Piqué par la curiosité, j'ai cherché. Vite et bien, semble-t-il, parce que j'ai vite trouvé. Vite trouvé le nom, s'entend, car l'artiste lui-même m'a plutôt scotché, et j'ai pris quelques semaines de plus pour parcourir son oeuvre, car plus j'en voyais de ce monsieur et plus j'étais certain d'avoir déjà vu ou lu un de ses bouquins, bouquins pourtant totalement introuvables (voire inexistants).
Son nom ? Louis Biedermann.
Biedermann (1874-1957) est un illustrateur de presse, multigenre et multitâche, auquel on doit essentiellement des dessins accompagnant les articles n'ayant pas de photos. Il se fait vite remarquer et signe par la suite de nombreux posters promotionnels pour des douzaines de trucs différents et illustre de nombreux livres et pulps de l'époque. Le problème, c'est qu'en dehors d'une pelletée d'images et de ces quelques indices de carrières, il est devenu un de ces fantômes du début du XXème siècle dont on connait des oeuvres éparses et absolument pas la vie. La raison ? Elle est double : d'abord, il a essentiellement publié dans des périodiques qu'il est extrêmement compliqué d'archiver, ensuite, le caractère incroyablement transformiste de son trait.
Biedermann était de ces artistes qui pouvaient en remplacer un autre et imiter à la perfection les caractéristiques distinctives de ses pairs. A ce titre, par exemple, l'illustration qui m'a permis d'identifier sa signature est particulièrement représentative.
Montrant entre autres les extraordinaires qualités de graveur de Biedermann (pour un décor de place apparemment totalement fictionnel qui pourrait aussi bien être Bruxelles que Copenhague), cette illustration, issue du calendrier 1930 de King Features est aussi un monument pour tout amateur de comic strips de l'époque. Chaque personnage y est rendu dans le style même de son auteur dans un grand mélange cartoony, et un grand mélange cartoony que je suis certain de connaître. Sans rire, si la signature et le nom ne me disaient évidemment rien, une fois devant ce poster, j'étais certain d'avoir déjà eu affaire au monsieur dans ma jeunesse. Ces grands compositions de héros jeunesse nord-américain, au style relativement commun, entre le Little Nemo de Windsor McCay et le Disney des origines...
Plus que tout, c'est le drôle de dandy débraillé portant un paquet sur la gauche qui me rappelait quelque-chose. Quelque chose dont j'avais une idée très précise d'ailleurs : ce type a tellement la tronche d'un soviet dans Tintin que c'en est presque honteux. Je devais savoir.
J'ai vite su.
L'idée même de ces illustrations vient en fait du livre All the Funny Folks, publié en 1926 et auquel Biedermann avait participé. Il rassemblait, au format pour enfant, différent héros de funnies (petit nom accordé aux comic strips familiaux et jeunesse) dont une partie de moi est sûre et certaine d'avoir eu un exemplaire entre les mains dans sa jeunesse. Où et dans quelle langue reste le grand mystère.
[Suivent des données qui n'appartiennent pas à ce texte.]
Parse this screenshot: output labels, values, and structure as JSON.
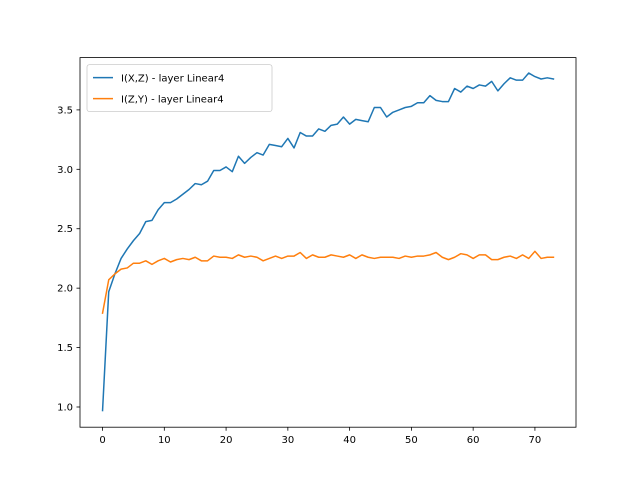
{
  "chart_data": {
    "type": "line",
    "title": "",
    "xlabel": "",
    "ylabel": "",
    "xlim": [
      -3.65,
      76.65
    ],
    "ylim": [
      0.83,
      3.94
    ],
    "xticks": [
      0,
      10,
      20,
      30,
      40,
      50,
      60,
      70
    ],
    "yticks": [
      1.0,
      1.5,
      2.0,
      2.5,
      3.0,
      3.5
    ],
    "ytick_labels": [
      "1.0",
      "1.5",
      "2.0",
      "2.5",
      "3.0",
      "3.5"
    ],
    "grid": false,
    "legend_position": "upper-left",
    "series": [
      {
        "name": "I(X,Z) - layer Linear4",
        "color": "#1f77b4",
        "x": [
          0,
          1,
          2,
          3,
          4,
          5,
          6,
          7,
          8,
          9,
          10,
          11,
          12,
          13,
          14,
          15,
          16,
          17,
          18,
          19,
          20,
          21,
          22,
          23,
          24,
          25,
          26,
          27,
          28,
          29,
          30,
          31,
          32,
          33,
          34,
          35,
          36,
          37,
          38,
          39,
          40,
          41,
          42,
          43,
          44,
          45,
          46,
          47,
          48,
          49,
          50,
          51,
          52,
          53,
          54,
          55,
          56,
          57,
          58,
          59,
          60,
          61,
          62,
          63,
          64,
          65,
          66,
          67,
          68,
          69,
          70,
          71,
          72,
          73
        ],
        "values": [
          0.97,
          1.97,
          2.12,
          2.25,
          2.33,
          2.4,
          2.46,
          2.56,
          2.57,
          2.66,
          2.72,
          2.72,
          2.75,
          2.79,
          2.83,
          2.88,
          2.87,
          2.9,
          2.99,
          2.99,
          3.02,
          2.98,
          3.11,
          3.05,
          3.1,
          3.14,
          3.12,
          3.21,
          3.2,
          3.19,
          3.26,
          3.18,
          3.31,
          3.28,
          3.28,
          3.34,
          3.32,
          3.37,
          3.38,
          3.44,
          3.38,
          3.42,
          3.41,
          3.4,
          3.52,
          3.52,
          3.44,
          3.48,
          3.5,
          3.52,
          3.53,
          3.56,
          3.56,
          3.62,
          3.58,
          3.57,
          3.57,
          3.68,
          3.65,
          3.7,
          3.68,
          3.71,
          3.7,
          3.74,
          3.66,
          3.72,
          3.77,
          3.75,
          3.75,
          3.81,
          3.78,
          3.76,
          3.77,
          3.76
        ]
      },
      {
        "name": "I(Z,Y) - layer Linear4",
        "color": "#ff7f0e",
        "x": [
          0,
          1,
          2,
          3,
          4,
          5,
          6,
          7,
          8,
          9,
          10,
          11,
          12,
          13,
          14,
          15,
          16,
          17,
          18,
          19,
          20,
          21,
          22,
          23,
          24,
          25,
          26,
          27,
          28,
          29,
          30,
          31,
          32,
          33,
          34,
          35,
          36,
          37,
          38,
          39,
          40,
          41,
          42,
          43,
          44,
          45,
          46,
          47,
          48,
          49,
          50,
          51,
          52,
          53,
          54,
          55,
          56,
          57,
          58,
          59,
          60,
          61,
          62,
          63,
          64,
          65,
          66,
          67,
          68,
          69,
          70,
          71,
          72,
          73
        ],
        "values": [
          1.79,
          2.07,
          2.12,
          2.16,
          2.17,
          2.21,
          2.21,
          2.23,
          2.2,
          2.23,
          2.25,
          2.22,
          2.24,
          2.25,
          2.24,
          2.26,
          2.23,
          2.23,
          2.27,
          2.26,
          2.26,
          2.25,
          2.28,
          2.26,
          2.27,
          2.26,
          2.23,
          2.25,
          2.27,
          2.25,
          2.27,
          2.27,
          2.3,
          2.25,
          2.28,
          2.26,
          2.26,
          2.28,
          2.27,
          2.26,
          2.28,
          2.25,
          2.28,
          2.26,
          2.25,
          2.26,
          2.26,
          2.26,
          2.25,
          2.27,
          2.26,
          2.27,
          2.27,
          2.28,
          2.3,
          2.26,
          2.24,
          2.26,
          2.29,
          2.28,
          2.25,
          2.28,
          2.28,
          2.24,
          2.24,
          2.26,
          2.27,
          2.25,
          2.28,
          2.25,
          2.31,
          2.25,
          2.26,
          2.26
        ]
      }
    ]
  }
}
Toujours est-il que j'avais le nom de mon fameux personne : il s'appelle Jiggs et fut créé en 1913 par George McManus dans son strip Bringing up Father (La Famille Illico en France, dont, ça par contre, toutes les parties de moi sont d'accord pour dire que je lisais chez mes grand-parents - pour être précis, ils avaient un exemplaire des parutions Hachette de la version Frank Fletcher du strip).
Mais cette idée de soviet me hantait... Alors j'ai cherché, et j'ai découvert qu'Hergé avait une fascination pour McManus et ses nez "en boutons". D'où le style originel de ses dessins, notamment sur Totor (1926), et la présence, effectivement, de personnages aux caractéristiques très jiggsiennes lancés aux trousses de Tintin.
Louis Biedermann, donc. Une signature dont je me souviendrai.
Et 'faut tellement que je m'entraîne à lui piquer son style pour les paysages.